Resmetirom, a β-selective thyromimetic, has emerged as a promising therapeutic agent for metabolic dysfunction-associated steatotic liver disease (MASLD) and metabolic dysfunction-associated steatohepatitis (MASH). Recent studies and clinical trials highlight its potential in addressing both hepatic steatosis and related metabolic complications.
Resmetirom's Mechanism of Action
Resmetirom selectively targets liver thyroid hormone receptors (THRs), specifically THRβ, which are crucial in regulating hepatic metabolic functions. Thyroid hormones, such as thyroxine (T4) and triiodothyronine (T3), influence carbohydrate metabolism and fatty acid β-oxidation. Resmetirom's selectivity for THRβ avoids THRα-mediated cardiac effects, enhancing its safety profile. This targeted approach allows the liver to leverage the metabolic benefits of thyroid hormone, potentially offering therapeutic benefits in hepatic disorders while minimizing adverse effects elsewhere in the body.

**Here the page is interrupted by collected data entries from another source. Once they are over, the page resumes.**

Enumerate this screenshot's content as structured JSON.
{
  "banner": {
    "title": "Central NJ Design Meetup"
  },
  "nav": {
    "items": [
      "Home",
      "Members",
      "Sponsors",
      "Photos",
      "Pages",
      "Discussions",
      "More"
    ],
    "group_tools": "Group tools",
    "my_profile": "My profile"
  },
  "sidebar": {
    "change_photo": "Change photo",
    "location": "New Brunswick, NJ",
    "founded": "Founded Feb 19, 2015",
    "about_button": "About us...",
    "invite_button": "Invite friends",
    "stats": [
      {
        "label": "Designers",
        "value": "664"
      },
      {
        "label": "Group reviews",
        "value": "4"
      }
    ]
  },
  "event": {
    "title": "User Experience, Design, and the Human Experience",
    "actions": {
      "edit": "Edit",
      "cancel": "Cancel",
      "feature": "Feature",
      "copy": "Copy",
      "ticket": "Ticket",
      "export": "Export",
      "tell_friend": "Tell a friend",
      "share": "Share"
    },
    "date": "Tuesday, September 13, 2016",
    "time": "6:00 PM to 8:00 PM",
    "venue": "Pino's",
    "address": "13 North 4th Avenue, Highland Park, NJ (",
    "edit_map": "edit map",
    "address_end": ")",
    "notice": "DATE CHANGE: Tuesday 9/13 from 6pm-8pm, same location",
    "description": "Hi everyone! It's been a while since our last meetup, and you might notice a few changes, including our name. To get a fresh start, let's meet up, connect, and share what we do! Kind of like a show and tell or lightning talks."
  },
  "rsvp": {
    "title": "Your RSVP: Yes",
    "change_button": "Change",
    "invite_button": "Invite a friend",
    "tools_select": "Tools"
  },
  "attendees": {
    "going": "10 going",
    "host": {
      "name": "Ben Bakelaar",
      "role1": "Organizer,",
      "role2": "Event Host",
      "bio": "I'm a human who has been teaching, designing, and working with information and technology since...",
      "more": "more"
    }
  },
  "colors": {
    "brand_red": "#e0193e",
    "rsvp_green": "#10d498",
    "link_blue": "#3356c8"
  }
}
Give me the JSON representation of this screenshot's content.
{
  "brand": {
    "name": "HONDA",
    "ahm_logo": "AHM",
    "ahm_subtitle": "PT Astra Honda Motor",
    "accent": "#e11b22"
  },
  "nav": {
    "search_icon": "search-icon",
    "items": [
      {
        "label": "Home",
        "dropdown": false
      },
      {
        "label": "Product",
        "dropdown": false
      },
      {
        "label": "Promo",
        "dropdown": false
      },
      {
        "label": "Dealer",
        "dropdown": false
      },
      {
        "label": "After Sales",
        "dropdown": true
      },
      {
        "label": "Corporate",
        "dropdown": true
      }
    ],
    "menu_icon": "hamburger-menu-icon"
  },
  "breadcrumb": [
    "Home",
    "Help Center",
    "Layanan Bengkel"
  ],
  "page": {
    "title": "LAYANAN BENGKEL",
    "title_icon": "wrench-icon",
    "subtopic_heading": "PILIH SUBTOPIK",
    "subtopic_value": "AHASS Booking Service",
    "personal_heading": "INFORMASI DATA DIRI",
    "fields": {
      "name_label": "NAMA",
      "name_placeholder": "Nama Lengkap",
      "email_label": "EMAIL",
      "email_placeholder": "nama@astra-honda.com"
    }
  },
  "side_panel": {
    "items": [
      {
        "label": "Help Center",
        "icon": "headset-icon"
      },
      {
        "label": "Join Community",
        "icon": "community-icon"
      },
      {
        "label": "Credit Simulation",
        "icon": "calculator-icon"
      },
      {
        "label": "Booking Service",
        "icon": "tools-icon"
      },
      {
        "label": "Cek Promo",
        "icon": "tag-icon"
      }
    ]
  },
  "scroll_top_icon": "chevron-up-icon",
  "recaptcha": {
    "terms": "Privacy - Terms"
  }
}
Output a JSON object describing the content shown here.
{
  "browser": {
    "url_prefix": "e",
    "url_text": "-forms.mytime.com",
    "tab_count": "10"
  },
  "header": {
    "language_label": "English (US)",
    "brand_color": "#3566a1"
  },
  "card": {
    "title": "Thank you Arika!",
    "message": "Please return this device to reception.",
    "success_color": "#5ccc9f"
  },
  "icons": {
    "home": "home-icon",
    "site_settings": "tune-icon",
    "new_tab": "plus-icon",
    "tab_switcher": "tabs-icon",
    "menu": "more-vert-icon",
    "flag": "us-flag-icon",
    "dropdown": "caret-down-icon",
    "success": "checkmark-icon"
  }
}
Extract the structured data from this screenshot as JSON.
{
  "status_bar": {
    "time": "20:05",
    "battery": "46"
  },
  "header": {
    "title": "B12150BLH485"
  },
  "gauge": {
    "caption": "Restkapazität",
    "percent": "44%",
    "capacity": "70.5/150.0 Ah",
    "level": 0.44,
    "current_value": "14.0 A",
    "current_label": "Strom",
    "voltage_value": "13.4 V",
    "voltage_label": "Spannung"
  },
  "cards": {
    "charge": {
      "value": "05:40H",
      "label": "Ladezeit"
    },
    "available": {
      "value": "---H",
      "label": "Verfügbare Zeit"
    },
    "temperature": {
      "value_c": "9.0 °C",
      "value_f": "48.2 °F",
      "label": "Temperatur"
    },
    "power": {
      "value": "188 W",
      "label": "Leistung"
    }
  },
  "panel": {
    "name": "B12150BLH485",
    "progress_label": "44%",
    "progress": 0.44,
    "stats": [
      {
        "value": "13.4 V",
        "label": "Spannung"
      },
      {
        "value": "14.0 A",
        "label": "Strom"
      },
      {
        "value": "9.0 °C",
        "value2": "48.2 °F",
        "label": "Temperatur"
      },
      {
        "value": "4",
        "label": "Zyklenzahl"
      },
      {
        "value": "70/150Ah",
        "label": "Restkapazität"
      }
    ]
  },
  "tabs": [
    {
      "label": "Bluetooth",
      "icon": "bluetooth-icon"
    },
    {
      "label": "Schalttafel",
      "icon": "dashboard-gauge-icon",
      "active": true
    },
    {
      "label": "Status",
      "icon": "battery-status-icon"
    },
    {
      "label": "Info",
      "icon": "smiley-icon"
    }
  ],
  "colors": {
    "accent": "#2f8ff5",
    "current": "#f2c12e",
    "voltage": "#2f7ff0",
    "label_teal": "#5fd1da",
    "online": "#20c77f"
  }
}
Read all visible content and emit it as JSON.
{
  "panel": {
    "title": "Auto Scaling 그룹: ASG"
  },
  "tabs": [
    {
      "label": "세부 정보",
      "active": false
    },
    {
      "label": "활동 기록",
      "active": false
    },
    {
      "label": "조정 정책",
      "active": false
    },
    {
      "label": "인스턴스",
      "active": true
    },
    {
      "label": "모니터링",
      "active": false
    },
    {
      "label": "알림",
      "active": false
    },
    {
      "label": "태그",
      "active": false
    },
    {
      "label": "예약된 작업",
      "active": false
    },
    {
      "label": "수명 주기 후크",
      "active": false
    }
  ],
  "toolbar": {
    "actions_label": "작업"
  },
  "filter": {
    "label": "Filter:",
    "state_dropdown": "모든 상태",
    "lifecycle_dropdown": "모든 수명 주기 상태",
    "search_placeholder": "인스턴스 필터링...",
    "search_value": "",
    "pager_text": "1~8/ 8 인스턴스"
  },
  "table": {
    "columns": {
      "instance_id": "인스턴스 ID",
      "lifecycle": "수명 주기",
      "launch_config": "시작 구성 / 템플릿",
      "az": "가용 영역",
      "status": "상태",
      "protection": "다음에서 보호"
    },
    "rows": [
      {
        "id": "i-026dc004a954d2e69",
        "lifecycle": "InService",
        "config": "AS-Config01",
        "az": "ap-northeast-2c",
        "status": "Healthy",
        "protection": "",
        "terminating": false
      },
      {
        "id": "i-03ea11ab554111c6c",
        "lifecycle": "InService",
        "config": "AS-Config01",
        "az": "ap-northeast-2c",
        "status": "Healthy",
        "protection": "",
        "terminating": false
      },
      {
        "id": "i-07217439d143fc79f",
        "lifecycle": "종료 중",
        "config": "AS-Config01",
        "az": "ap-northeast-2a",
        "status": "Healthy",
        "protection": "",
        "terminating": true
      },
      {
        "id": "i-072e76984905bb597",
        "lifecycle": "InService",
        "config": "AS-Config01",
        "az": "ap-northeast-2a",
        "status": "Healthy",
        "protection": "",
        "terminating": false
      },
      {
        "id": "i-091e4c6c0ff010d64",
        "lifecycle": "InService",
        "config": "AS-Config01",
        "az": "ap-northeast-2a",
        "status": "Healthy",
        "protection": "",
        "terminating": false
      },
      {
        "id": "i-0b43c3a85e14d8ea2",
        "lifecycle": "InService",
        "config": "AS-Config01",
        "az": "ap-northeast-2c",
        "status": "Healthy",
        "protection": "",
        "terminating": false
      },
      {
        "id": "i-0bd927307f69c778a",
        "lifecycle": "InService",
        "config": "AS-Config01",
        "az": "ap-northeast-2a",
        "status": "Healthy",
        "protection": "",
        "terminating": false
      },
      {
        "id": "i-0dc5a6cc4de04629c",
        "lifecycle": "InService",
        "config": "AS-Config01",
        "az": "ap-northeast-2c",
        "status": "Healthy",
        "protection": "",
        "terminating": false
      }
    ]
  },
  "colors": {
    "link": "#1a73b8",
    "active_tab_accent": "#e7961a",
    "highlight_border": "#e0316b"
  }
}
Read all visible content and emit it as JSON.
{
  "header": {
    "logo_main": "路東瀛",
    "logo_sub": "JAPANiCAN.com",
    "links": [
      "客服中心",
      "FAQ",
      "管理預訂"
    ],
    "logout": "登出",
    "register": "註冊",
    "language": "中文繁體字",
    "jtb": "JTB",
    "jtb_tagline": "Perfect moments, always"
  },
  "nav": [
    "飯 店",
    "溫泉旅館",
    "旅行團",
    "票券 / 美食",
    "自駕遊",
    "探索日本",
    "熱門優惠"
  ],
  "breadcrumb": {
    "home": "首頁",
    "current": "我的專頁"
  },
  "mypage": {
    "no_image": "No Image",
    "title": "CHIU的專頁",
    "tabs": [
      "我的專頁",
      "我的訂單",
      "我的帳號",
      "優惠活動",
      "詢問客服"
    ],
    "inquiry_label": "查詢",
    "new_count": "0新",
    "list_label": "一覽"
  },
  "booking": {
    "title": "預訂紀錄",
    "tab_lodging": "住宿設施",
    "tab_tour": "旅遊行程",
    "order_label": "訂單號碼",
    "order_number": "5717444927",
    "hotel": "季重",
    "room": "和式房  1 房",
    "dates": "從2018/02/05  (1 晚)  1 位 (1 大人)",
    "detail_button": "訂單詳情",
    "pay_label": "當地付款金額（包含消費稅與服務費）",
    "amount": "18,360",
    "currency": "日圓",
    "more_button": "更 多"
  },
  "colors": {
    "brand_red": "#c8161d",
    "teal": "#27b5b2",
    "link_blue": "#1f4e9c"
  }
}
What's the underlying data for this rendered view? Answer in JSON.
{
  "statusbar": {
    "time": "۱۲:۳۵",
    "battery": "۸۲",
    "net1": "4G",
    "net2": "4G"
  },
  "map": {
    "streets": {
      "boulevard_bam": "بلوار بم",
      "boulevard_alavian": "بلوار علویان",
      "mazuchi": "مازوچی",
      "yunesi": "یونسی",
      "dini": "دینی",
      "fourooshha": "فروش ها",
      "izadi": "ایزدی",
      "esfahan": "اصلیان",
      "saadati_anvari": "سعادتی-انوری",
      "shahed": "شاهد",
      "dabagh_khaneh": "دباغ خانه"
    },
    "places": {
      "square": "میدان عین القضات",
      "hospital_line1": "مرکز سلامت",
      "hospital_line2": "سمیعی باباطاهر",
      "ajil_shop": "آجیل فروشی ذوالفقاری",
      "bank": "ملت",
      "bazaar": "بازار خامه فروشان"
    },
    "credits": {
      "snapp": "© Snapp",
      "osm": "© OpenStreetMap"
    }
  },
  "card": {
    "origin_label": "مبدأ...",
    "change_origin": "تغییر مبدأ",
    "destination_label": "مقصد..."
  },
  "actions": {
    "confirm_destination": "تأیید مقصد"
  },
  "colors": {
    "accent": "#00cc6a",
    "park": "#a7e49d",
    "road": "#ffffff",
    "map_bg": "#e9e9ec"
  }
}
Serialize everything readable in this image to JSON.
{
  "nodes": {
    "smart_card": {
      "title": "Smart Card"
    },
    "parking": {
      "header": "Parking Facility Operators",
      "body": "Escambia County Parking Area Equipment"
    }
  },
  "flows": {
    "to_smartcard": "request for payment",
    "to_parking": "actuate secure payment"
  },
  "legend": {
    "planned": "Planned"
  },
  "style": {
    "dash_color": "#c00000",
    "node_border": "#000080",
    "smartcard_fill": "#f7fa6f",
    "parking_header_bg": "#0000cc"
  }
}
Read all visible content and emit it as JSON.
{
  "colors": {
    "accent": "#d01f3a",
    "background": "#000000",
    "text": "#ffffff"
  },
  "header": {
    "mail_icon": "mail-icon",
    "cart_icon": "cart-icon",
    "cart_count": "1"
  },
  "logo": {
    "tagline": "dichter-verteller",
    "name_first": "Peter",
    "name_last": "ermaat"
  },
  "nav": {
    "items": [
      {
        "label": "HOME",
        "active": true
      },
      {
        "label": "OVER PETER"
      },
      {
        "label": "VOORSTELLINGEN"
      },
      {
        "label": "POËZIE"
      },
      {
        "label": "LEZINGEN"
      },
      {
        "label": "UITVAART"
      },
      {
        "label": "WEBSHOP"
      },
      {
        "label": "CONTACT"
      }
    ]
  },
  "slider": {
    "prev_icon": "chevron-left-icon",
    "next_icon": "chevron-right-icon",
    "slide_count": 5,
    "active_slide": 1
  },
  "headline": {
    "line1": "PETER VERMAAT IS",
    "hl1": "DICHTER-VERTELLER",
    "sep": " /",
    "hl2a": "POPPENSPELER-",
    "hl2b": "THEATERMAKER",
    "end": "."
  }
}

MAESTRO-NAFLD-1 Trial: Safety and Biomarker Improvements
The MAESTRO-NAFLD-1 trial, a multicentric RCT, investigated resmetirom's safety and efficacy in MASLD/MASH treatment. The study demonstrated an adequate safety profile for both resmetirom dosages (80 mg and 100 mg) over a 52-week period. Treatment-emergent adverse events (TEAEs) included mild or moderate diarrhea and nausea, particularly within the first 12 weeks, with nausea being more common in females.
At 16 weeks post-treatment, significant reductions in hepatic fat content were observed compared to placebo. At 52 weeks, the resmetirom arms showed an average mean reduction of 36.7–51.8% in hepatic fat from baseline, with the effect more pronounced in the 100-mg dosage groups. Weight loss ≥5% in combination with resmetirom treatment, or high resmetirom exposure (reflected in a high sex hormone-binding globulin (SHBG) response), was associated with a greater reduction in hepatic fat.
Impact on Atherogenic Biomarkers
Resmetirom significantly reduced atherogenic biomarkers such as LDL-C, apolipoprotein B (apoB), and triglycerides (TG) compared to placebo. This effect was sustained from 24 to 48 weeks after treatment initiation. Further cardiovascular improvements included reductions in remnant-like particle (RLP) cholesterol, very low-density lipoprotein (VLDL) cholesterol, and small LDL particles. The study found no significant impact on blood sugar control and body weight.
Phase 2 Clinical Trials: Early Efficacy and Safety
Phase 2 trials provided early evidence of resmetirom's efficacy and safety. A double-blind, randomized controlled trial (NCT02912260) by Harrison et al. demonstrated that resmetirom 80 mg once daily significantly reduced hepatic fat fraction compared to placebo (-32.9% vs -10.4% at 12 weeks, p<0.0001). Histopathological improvements were also noted, with a higher proportion of patients in the resmetirom group experiencing at least a two-point reduction in NAS (non-alcoholic fatty liver disease activity score) and at least a one-point reduction in ballooning or inflammation.
Common adverse effects in these trials included gastrointestinal symptoms such as diarrhea and nausea, which were generally self-limited and did not lead to study withdrawals. An open-label extension (OLE) study of NCT02912260 further assessed the response to 80 mg and 100 mg doses, emphasizing the drug's safety profile. Results showed continued reductions in fibrosis markers, LDL cholesterol, apolipoprotein B, and triglycerides from baseline.
MAESTRO-NASH Trial: Pivotal Phase 3 Results
The MAESTRO-NASH trial, a Phase 3 double-blind placebo-controlled study, evaluated the efficacy of 80 or 100 mg of resmetirom in resolving NASH and/or reducing liver fibrosis. Results showed that 25.9% of patients in the 80 mg resmetirom arm and 29.9% in the 100 mg arm achieved NASH resolution with no worsening of fibrosis, compared to only 8.7% in the placebo group. Additionally, 24.2% and 29.3% of patients in the 80 mg and 100 mg resmetirom groups, respectively, achieved fibrosis improvement (by at least one stage), compared to 14.2% in the placebo group.
Ongoing Research and Future Directions
Recognizing MASLD as a chronic, dynamic disease, ongoing research is exploring resmetirom's long-term effects. The MAESTRO-NASH-OUTCOMES trial is investigating resmetirom in patients with MASH-cirrhosis, evaluating disease progression and hepatic decompensation events. These trials will provide further evidence on the sustainability of the encouraging responses observed in earlier publications.